Speaking at a summit on set-top box manufacturing, Deputy Minister of Communications, Dina Pule, said that the country had already missed its 50% digital broadcasting coverage target for the end of this financial year, and was currently only covering around 33%.
As such, she said, South Africa was unlikely to make its 80% coverage target for 2010, and its 100% coverage target for 2011, if it did not receive assistance from industry participants.
South Africa switched on the digital signal on October 30, last year, starting a dual-illumination period during which both the analogue and digital signals are broadcast simultaneously.
Communications Minister Siphiwe Nyanda noted that to achieve the analogue switch-off date deadline of November 1, 2011, the government and industry had to collectively face the challenges posed by the migration process.
Nyanda also called on industry to assist government in awareness campaigns, aimed at informing the public on how the new era of broadcasting would affect their lives.

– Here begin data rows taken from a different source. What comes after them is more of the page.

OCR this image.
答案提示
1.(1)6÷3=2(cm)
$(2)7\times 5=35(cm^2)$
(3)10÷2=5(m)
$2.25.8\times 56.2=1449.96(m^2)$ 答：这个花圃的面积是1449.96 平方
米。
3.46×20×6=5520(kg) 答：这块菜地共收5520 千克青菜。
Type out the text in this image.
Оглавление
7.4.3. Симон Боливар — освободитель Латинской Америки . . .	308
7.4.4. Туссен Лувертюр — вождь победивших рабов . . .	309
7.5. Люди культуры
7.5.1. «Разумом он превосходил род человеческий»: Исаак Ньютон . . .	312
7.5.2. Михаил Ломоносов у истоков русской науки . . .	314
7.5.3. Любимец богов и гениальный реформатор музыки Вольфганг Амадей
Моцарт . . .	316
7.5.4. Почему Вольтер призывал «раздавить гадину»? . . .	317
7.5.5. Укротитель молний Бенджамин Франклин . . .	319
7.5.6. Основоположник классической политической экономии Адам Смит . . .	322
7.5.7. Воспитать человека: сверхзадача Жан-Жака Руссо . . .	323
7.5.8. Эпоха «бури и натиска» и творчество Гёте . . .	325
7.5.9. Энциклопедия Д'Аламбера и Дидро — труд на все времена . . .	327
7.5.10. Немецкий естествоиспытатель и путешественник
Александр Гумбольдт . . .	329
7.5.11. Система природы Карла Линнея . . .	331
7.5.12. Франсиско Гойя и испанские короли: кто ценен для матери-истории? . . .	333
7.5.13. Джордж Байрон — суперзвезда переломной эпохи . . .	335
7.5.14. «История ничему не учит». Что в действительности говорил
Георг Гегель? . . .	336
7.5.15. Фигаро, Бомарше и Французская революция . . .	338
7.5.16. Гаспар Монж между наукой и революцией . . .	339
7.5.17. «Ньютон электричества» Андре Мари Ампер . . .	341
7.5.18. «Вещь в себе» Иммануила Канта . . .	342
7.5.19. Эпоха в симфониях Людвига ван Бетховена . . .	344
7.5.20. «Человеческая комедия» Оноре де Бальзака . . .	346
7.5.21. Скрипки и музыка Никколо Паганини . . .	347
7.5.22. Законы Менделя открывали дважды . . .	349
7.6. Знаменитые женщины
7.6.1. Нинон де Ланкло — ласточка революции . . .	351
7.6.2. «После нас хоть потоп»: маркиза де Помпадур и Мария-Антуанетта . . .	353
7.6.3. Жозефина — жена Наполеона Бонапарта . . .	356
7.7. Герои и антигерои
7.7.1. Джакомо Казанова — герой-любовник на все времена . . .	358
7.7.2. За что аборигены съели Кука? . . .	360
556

“We of course, collectively again, have a responsibility of ensuring that as we move the country to a brand new world of broadcasting, we take along the entire population with us. It would be counter-productive for us, the role players, to bring into the country all these modern, state-of-the-art technologies, but fail to prepare the nation.”
Pule noted that despite the delay in consumer coverage, progress around the implementation of the digital migration had been made. Since the switch on of the digital signal in 2008, the South African Broadcasting Corporation (SABC), M-net and E-tv have all run pilot projects in digital format.
Further, Cabinet has approved that five-million poor television household be subsidised on their set-top boxes, and an amount of R400-million had been set aside for this purpose.
The South African Bureau of Standards was also at the “final stages” of gazetting a standard for these boxes, she said.
“The set-top boxes for free-to-air services will have standardised operating systems prioritising security features, interoperability, addressability, and inter-connectability. In addition to facilitating e-government, these features enable disconnection of stolen boxes and reduce the possibility of an influx of boxes not manufactured or approved in South Africa, from flooding the market,” she added.
Nyanda added that the process of migrating from analogue to digital also presented economic and employment opportunities, and the digital decoder manufacturing strategy, which was currently being discussed at the summit, would form the cornerstone for sustainable growth in the sector.
He said that he hoped the strategy would also introduce new players which had been struggling to make a break-through into the market.
“This process will stimulate the growth of the economy in line with the objectives set by the National Industrial Policy.”
“My wish is to see the migration process playing a critical role in skills development, job creation and the transformation of the information and communication technology industry. The process must serve as a catalyst in efforts to meet our objectives to skill the youth and women of our country, and prepare them as agents of change in their communities, particularly those in the rural areas and with limited exposure to opportunities.”